Alabama’s new Republican governor, Robert Bentley, offers up a message of tolerance and inclusion for Martin Luther King Day:

”I was elected as a Republican candidate. But once I became governor … I became the governor of all the people. I intend to live up to that. I am color blind,” Bentley said in a short speech given about an hour after he took the oath of office as governor.

So far, so good!  Very appropriate for the occasion.  But then…

“There may be some people here today who do not have living within them the Holy Spirit,” Bentley said. ”But if you have been adopted in God’s family like I have, and like you have if you’re a Christian and if you’re saved, and the Holy Spirit lives within you just like the Holy Spirit lives within me, then you know what that makes? It makes you and me brothers. And it makes you and me brother and sister.”

Bentley added, ”Now I will have to say that, if we don’t have the same daddy, we’re not brothers and sisters.

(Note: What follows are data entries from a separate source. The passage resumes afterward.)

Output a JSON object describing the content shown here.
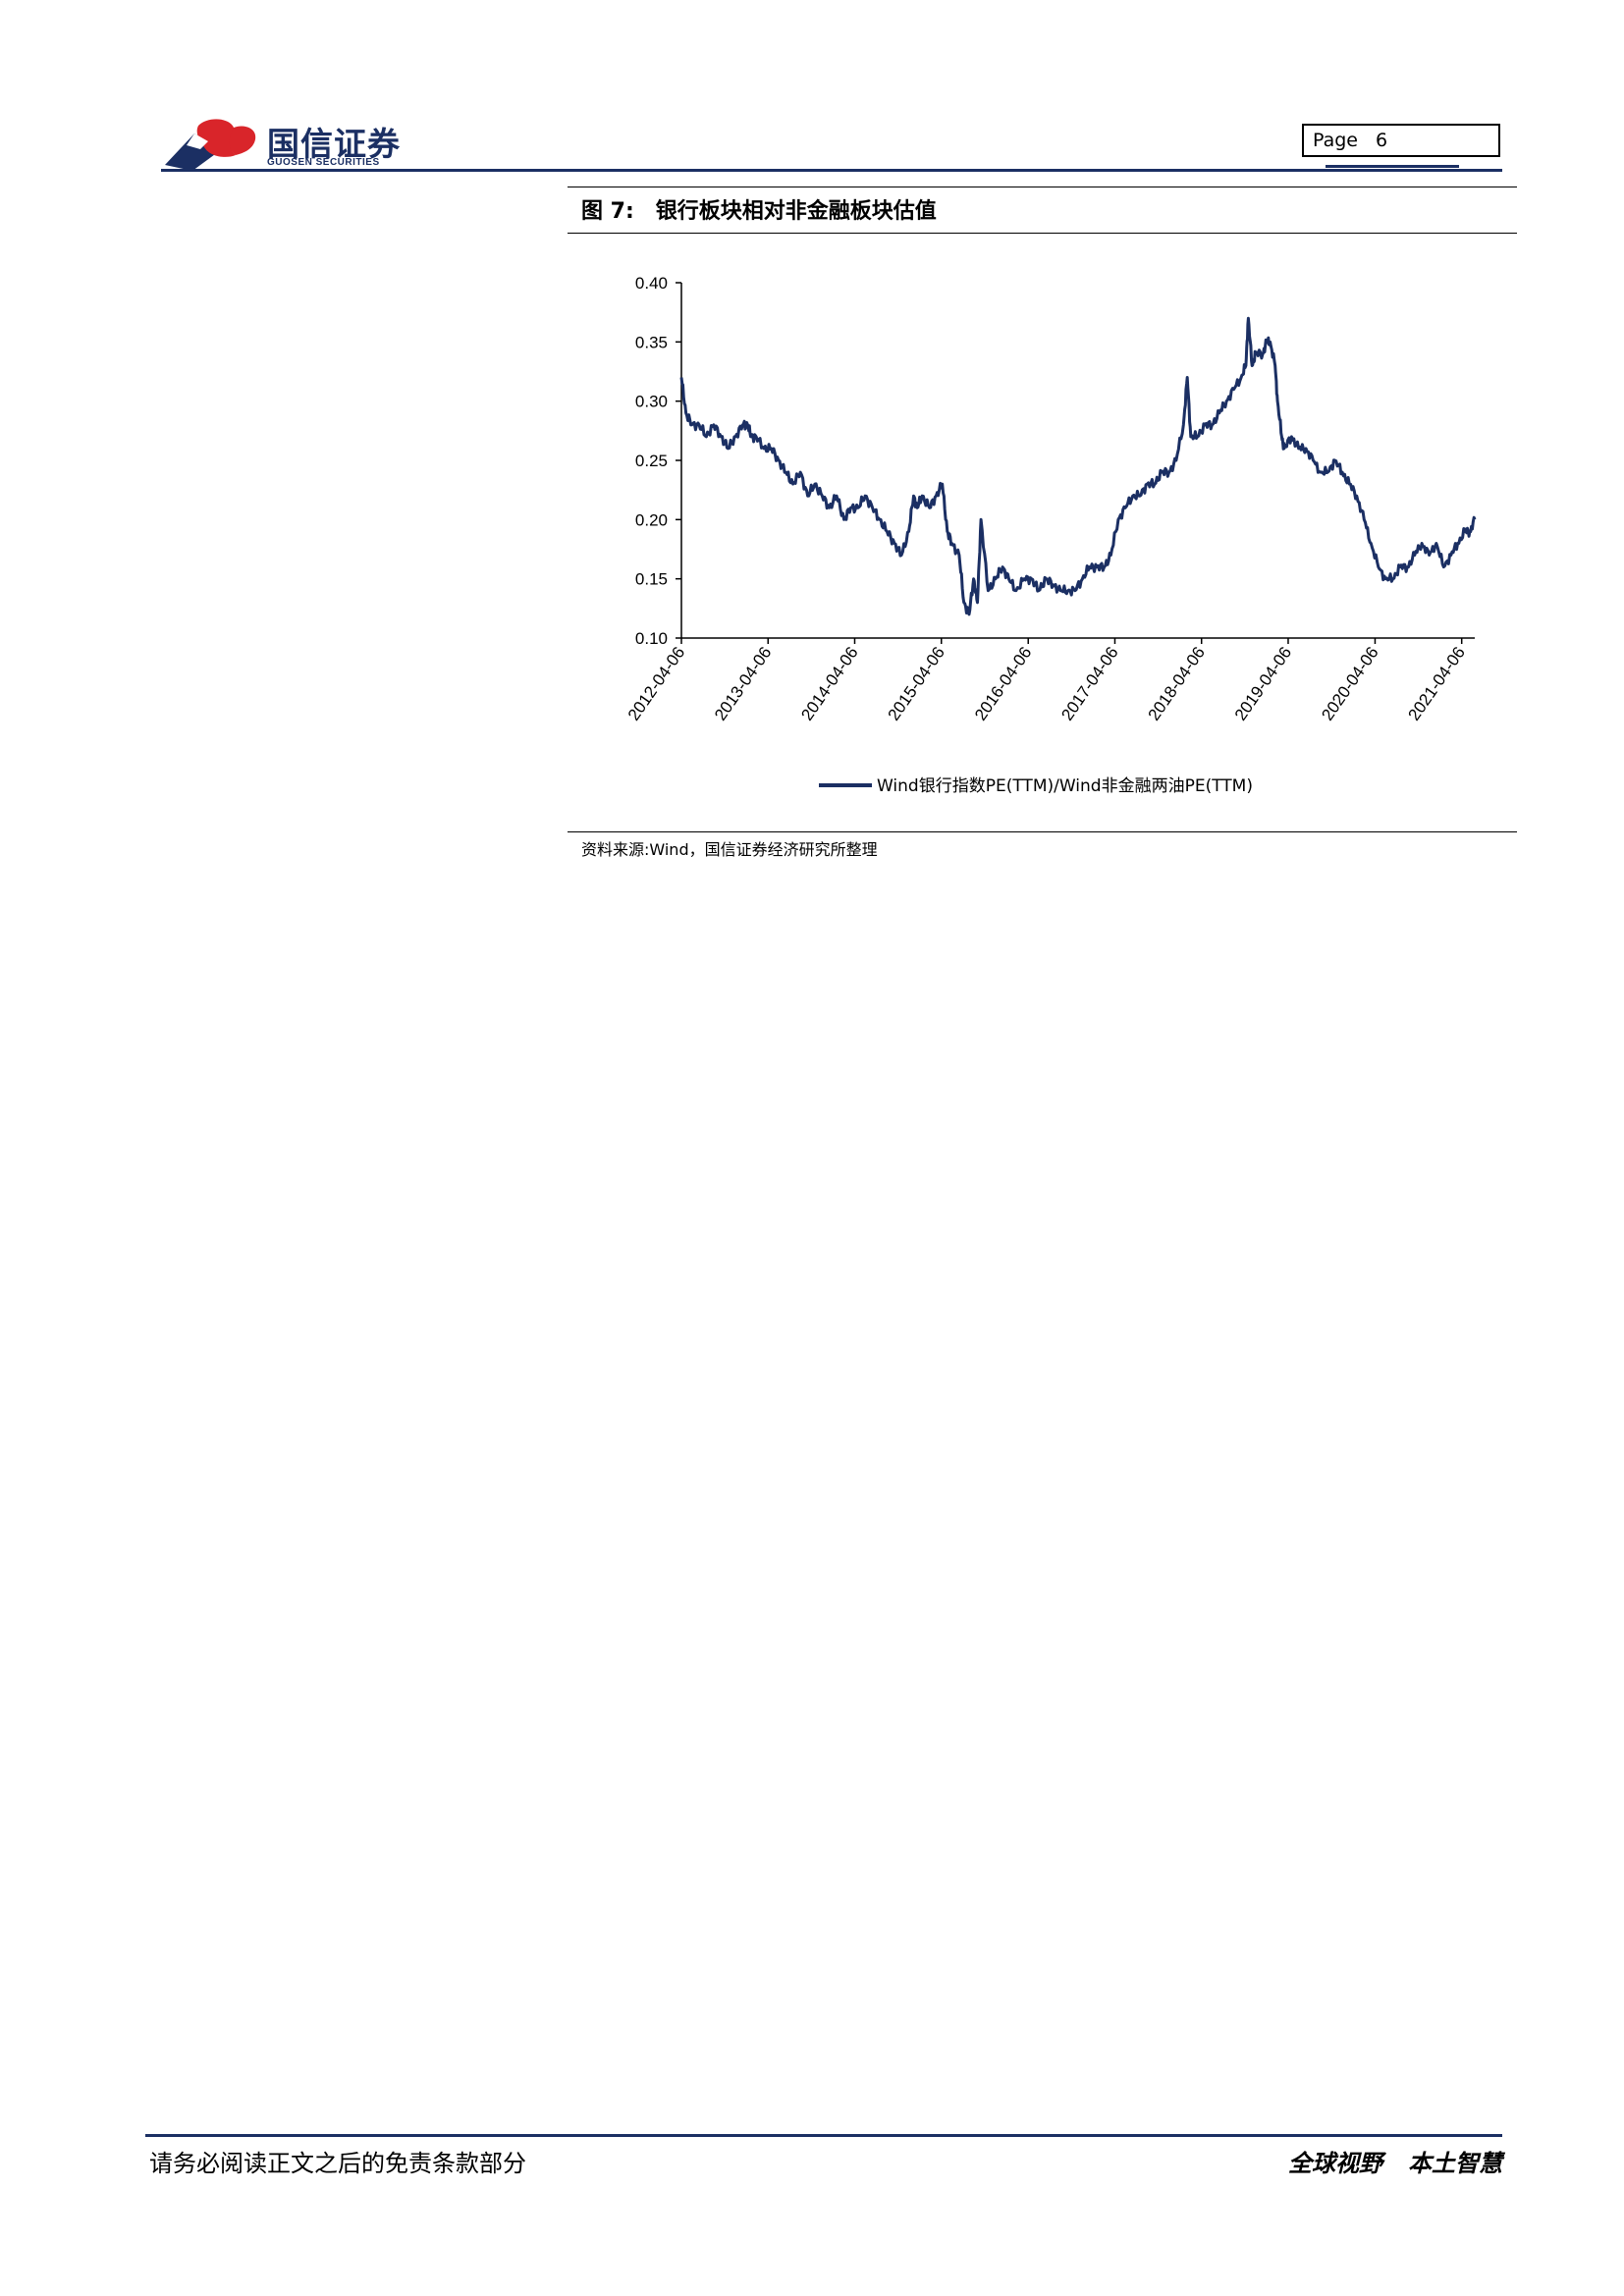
{
  "header": {
    "logo_cn": "国信证券",
    "logo_en": "GUOSEN SECURITIES",
    "page_label": "Page",
    "page_number": "6",
    "brand_color": "#1b2f63",
    "logo_red": "#d9252a"
  },
  "figure": {
    "label": "图 7:",
    "title": "银行板块相对非金融板块估值",
    "source": "资料来源:Wind，国信证券经济研究所整理"
  },
  "chart_data": {
    "type": "line",
    "title": "",
    "xlabel": "",
    "ylabel": "",
    "ylim": [
      0.1,
      0.4
    ],
    "yticks": [
      "0.10",
      "0.15",
      "0.20",
      "0.25",
      "0.30",
      "0.35",
      "0.40"
    ],
    "xticks": [
      "2012-04-06",
      "2013-04-06",
      "2014-04-06",
      "2015-04-06",
      "2016-04-06",
      "2017-04-06",
      "2018-04-06",
      "2019-04-06",
      "2020-04-06",
      "2021-04-06"
    ],
    "xlim": [
      "2012-04-06",
      "2021-05-31"
    ],
    "grid": false,
    "legend_position": "bottom",
    "series": [
      {
        "name": "Wind银行指数PE(TTM)/Wind非金融两油PE(TTM)",
        "color": "#1b2f63",
        "x": [
          "2012-04-06",
          "2012-04-25",
          "2012-05-20",
          "2012-06-20",
          "2012-07-20",
          "2012-08-20",
          "2012-09-20",
          "2012-10-20",
          "2012-11-20",
          "2012-12-20",
          "2013-01-10",
          "2013-01-25",
          "2013-02-15",
          "2013-03-20",
          "2013-04-20",
          "2013-05-20",
          "2013-06-20",
          "2013-07-20",
          "2013-08-20",
          "2013-09-20",
          "2013-10-20",
          "2013-11-20",
          "2013-12-20",
          "2014-01-20",
          "2014-02-20",
          "2014-03-20",
          "2014-04-20",
          "2014-05-20",
          "2014-06-20",
          "2014-07-20",
          "2014-08-20",
          "2014-09-20",
          "2014-10-20",
          "2014-11-20",
          "2014-12-10",
          "2014-12-25",
          "2015-01-15",
          "2015-02-15",
          "2015-03-15",
          "2015-04-10",
          "2015-05-01",
          "2015-05-20",
          "2015-06-20",
          "2015-07-10",
          "2015-08-01",
          "2015-08-20",
          "2015-09-05",
          "2015-09-20",
          "2015-10-20",
          "2015-11-20",
          "2015-12-20",
          "2016-01-15",
          "2016-02-15",
          "2016-03-20",
          "2016-04-20",
          "2016-05-20",
          "2016-06-20",
          "2016-07-20",
          "2016-08-20",
          "2016-09-20",
          "2016-10-20",
          "2016-11-20",
          "2016-12-20",
          "2017-01-20",
          "2017-02-20",
          "2017-03-20",
          "2017-04-20",
          "2017-05-20",
          "2017-06-20",
          "2017-07-20",
          "2017-08-20",
          "2017-09-20",
          "2017-10-20",
          "2017-11-20",
          "2017-12-20",
          "2018-01-20",
          "2018-02-05",
          "2018-02-20",
          "2018-03-20",
          "2018-04-20",
          "2018-05-20",
          "2018-06-20",
          "2018-07-20",
          "2018-08-20",
          "2018-09-20",
          "2018-10-10",
          "2018-10-20",
          "2018-11-05",
          "2018-11-20",
          "2018-12-20",
          "2019-01-05",
          "2019-01-20",
          "2019-02-10",
          "2019-02-20",
          "2019-03-10",
          "2019-03-20",
          "2019-04-20",
          "2019-05-20",
          "2019-06-20",
          "2019-07-20",
          "2019-08-20",
          "2019-09-20",
          "2019-10-20",
          "2019-11-20",
          "2019-12-20",
          "2020-01-20",
          "2020-02-20",
          "2020-03-20",
          "2020-04-20",
          "2020-05-20",
          "2020-06-20",
          "2020-07-20",
          "2020-08-20",
          "2020-09-20",
          "2020-10-20",
          "2020-11-20",
          "2020-12-20",
          "2021-01-20",
          "2021-02-20",
          "2021-03-20",
          "2021-04-20",
          "2021-05-10",
          "2021-05-31"
        ],
        "values": [
          0.32,
          0.29,
          0.28,
          0.28,
          0.27,
          0.28,
          0.27,
          0.26,
          0.27,
          0.28,
          0.28,
          0.27,
          0.27,
          0.26,
          0.26,
          0.25,
          0.24,
          0.23,
          0.24,
          0.22,
          0.23,
          0.22,
          0.21,
          0.22,
          0.2,
          0.21,
          0.21,
          0.22,
          0.21,
          0.2,
          0.19,
          0.18,
          0.17,
          0.19,
          0.22,
          0.21,
          0.22,
          0.21,
          0.22,
          0.23,
          0.19,
          0.18,
          0.17,
          0.13,
          0.12,
          0.15,
          0.13,
          0.2,
          0.14,
          0.15,
          0.16,
          0.15,
          0.14,
          0.15,
          0.15,
          0.14,
          0.15,
          0.145,
          0.14,
          0.14,
          0.14,
          0.15,
          0.16,
          0.16,
          0.16,
          0.17,
          0.2,
          0.21,
          0.22,
          0.22,
          0.23,
          0.23,
          0.24,
          0.24,
          0.25,
          0.28,
          0.32,
          0.27,
          0.27,
          0.28,
          0.28,
          0.29,
          0.3,
          0.31,
          0.32,
          0.33,
          0.37,
          0.33,
          0.34,
          0.34,
          0.35,
          0.35,
          0.33,
          0.3,
          0.27,
          0.26,
          0.27,
          0.26,
          0.26,
          0.25,
          0.24,
          0.24,
          0.25,
          0.24,
          0.23,
          0.22,
          0.2,
          0.18,
          0.16,
          0.15,
          0.15,
          0.16,
          0.16,
          0.17,
          0.18,
          0.17,
          0.18,
          0.16,
          0.17,
          0.18,
          0.19,
          0.19,
          0.2
        ]
      }
    ]
  },
  "footer": {
    "disclaimer": "请务必阅读正文之后的免责条款部分",
    "slogan_1": "全球视野",
    "slogan_2": "本土智慧"
  }
}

So anybody here today who has not accepted Jesus Christ as their savior, I’m telling you, you’re not my brother and you’re not my sister, and I want to be your brother.”

Well, I’m sure all the Jews and Muslims and Hindus and Buddhists and atheists in Alabama were really thrilled to hear that he only considers Christians to be family… but he really wants them to convert so they can be his brothers and sisters too!  Why, that sounds almost exactly the same as what Reverend King said in his I Have A Dream speech:

I have a dream that one day, down in Alabama, with its vicious racists, with its governor having his lips dripping with the words of interposition and nullification; one day right there in Alabama, little black boys and black girls will be able to join hands with little white boys and white girls as sisters and brothers.

Sure, he forgot to mention that the little black boys and girls and the little white boys and girls are all Christians, but it’s totally implied!

I would be remiss to leave out this awesome attempt at damage control:

Bentley’s communications director, Rebekah Caldwell Mason, when asked about Bentley’s comments said, ”He is the governor of all the people, Christians, non-Christians alike.”

Well, yeah, that’s kind of the job, isn’t it?  But there’s an awful lot of daylight between “governor” and “brother,” and it’s awfully hard to imagine that that’s going to mollify very many of Bentley’s heathen non-brothers and non-sisters.

This is one of the biggest reasons why the religious right is so infuriating: their sense of compassion is ridiculously narrow.  If you’re a self-sufficient member of the tribe in good standing, they’re there for you.  But if you’re an outsider, or even a fellow Christian conservative who doesn’t have a decent job (or any job) and can’t afford health insurance or a quality school for your kids… well, the Lord had better provide, because their vision of government won’t.